La première étape pour comprendre votre situation fiscale en Espagne est de déterminer si vous êtes considéré comme résident fiscal. Une personne physique est résidente sur le territoire espagnol dès lors qu’elle se trouve dans l’un quelconque des cas suivants :

  • Elle demeure sur le territoire espagnol pendant plus de 183 jours pendant l’année civile.

Les Principaux Impôts pour les Résidents

En tant que résident fiscal en Espagne, vous serez soumis à plusieurs types d’impôts :

  • Impôt sur le Revenu des Personnes Physiques (IRPF) : C’est l’impôt sur le revenu que vous devez payer sur l’ensemble de vos revenus, qu’ils proviennent de salaires, de pensions, de revenus locatifs ou d’investissements.
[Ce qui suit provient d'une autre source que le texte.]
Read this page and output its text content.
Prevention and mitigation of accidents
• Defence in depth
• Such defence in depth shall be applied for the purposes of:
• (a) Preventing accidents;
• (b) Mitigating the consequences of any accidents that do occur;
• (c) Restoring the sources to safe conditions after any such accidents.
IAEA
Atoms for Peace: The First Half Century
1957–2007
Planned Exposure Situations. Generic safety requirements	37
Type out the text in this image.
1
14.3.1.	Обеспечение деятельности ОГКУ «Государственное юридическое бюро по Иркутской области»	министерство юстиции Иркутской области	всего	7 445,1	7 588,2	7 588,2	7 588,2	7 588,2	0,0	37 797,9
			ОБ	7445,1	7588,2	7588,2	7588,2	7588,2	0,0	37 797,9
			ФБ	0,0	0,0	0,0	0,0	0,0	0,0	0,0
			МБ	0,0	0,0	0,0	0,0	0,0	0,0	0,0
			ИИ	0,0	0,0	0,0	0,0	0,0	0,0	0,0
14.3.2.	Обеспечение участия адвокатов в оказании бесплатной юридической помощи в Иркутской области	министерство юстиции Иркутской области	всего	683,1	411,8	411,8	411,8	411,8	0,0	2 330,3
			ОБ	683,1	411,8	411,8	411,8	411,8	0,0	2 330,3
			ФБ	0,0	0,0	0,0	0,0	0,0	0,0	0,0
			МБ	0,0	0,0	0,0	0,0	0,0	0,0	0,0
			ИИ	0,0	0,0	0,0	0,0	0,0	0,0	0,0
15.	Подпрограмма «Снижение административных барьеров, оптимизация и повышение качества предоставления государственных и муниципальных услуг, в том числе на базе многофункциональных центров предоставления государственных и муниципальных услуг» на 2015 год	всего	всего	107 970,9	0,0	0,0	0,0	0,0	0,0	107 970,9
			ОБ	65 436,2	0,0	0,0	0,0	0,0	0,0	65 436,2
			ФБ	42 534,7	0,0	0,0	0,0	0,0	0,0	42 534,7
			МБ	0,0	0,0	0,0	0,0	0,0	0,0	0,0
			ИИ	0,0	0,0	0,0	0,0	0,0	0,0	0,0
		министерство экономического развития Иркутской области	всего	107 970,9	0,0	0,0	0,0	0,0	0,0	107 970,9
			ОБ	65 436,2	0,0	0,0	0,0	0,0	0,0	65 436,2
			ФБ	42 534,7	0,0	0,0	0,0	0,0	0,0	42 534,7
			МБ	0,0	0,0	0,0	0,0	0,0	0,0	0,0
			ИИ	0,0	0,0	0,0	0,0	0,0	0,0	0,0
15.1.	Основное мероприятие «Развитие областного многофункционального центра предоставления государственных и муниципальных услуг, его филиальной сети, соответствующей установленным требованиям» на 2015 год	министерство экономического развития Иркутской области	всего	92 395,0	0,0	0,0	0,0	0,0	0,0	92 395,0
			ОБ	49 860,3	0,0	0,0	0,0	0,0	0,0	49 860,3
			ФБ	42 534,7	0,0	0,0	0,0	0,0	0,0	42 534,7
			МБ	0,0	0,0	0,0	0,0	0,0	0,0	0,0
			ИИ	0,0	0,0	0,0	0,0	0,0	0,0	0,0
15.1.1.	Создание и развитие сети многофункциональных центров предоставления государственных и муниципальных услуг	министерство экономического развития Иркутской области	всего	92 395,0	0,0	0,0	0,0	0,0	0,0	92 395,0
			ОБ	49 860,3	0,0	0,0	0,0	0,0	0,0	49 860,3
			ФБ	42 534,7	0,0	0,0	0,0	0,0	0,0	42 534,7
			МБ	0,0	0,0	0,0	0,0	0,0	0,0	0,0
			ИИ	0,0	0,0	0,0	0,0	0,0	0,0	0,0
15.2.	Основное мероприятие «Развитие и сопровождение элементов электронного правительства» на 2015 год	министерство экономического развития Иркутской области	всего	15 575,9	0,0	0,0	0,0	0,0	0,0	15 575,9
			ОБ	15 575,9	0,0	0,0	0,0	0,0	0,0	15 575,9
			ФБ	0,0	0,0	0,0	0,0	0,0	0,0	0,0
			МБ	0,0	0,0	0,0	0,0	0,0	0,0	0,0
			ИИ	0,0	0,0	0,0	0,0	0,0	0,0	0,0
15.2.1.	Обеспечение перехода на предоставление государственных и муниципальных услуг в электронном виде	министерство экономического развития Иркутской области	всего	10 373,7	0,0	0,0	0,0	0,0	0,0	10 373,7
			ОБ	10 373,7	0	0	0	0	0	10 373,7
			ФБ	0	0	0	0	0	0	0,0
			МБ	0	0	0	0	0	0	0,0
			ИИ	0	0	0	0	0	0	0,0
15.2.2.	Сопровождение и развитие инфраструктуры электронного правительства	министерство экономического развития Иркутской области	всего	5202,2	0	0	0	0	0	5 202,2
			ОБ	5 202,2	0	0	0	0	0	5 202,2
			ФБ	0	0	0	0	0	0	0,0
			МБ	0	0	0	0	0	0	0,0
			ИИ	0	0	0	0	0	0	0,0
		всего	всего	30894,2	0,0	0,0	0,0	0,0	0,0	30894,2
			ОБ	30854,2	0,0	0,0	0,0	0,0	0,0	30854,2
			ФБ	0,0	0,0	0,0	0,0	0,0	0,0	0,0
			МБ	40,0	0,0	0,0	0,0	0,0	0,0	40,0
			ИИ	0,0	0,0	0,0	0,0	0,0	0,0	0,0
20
L’IRPF est un impôt progressif avec des taux d’imposition qui varient selon votre tranche de revenus.
  • Impôt sur le Patrimoine (Impuesto sobre el Patrimonio) : Cet impôt s’applique aux personnes dont la valeur nette des actifs dépasse un certain seuil (en général 700 000 €, mais ce montant varie selon les régions). Les actifs imposables incluent les biens immobiliers, comptes bancaires, actions et autres types de propriétés.
  • Impôt sur les Successions et Donations : Cet impôt est prélevé sur les biens reçus en héritage ou en donation. Le taux d’imposition dépend de la valeur des biens et du degré de parenté avec le donateur ou le défunt.
  • Impôt sur les Biens Immobiliers (Impuesto sobre Bienes Inmuebles, IBI) : Il s’agit d’une taxe locale annuelle sur la propriété immobilière, comparable à la taxe foncière en France. Le montant de l’IBI est calculé en fonction de la valeur cadastrale du bien, qui est souvent inférieure à sa valeur marchande.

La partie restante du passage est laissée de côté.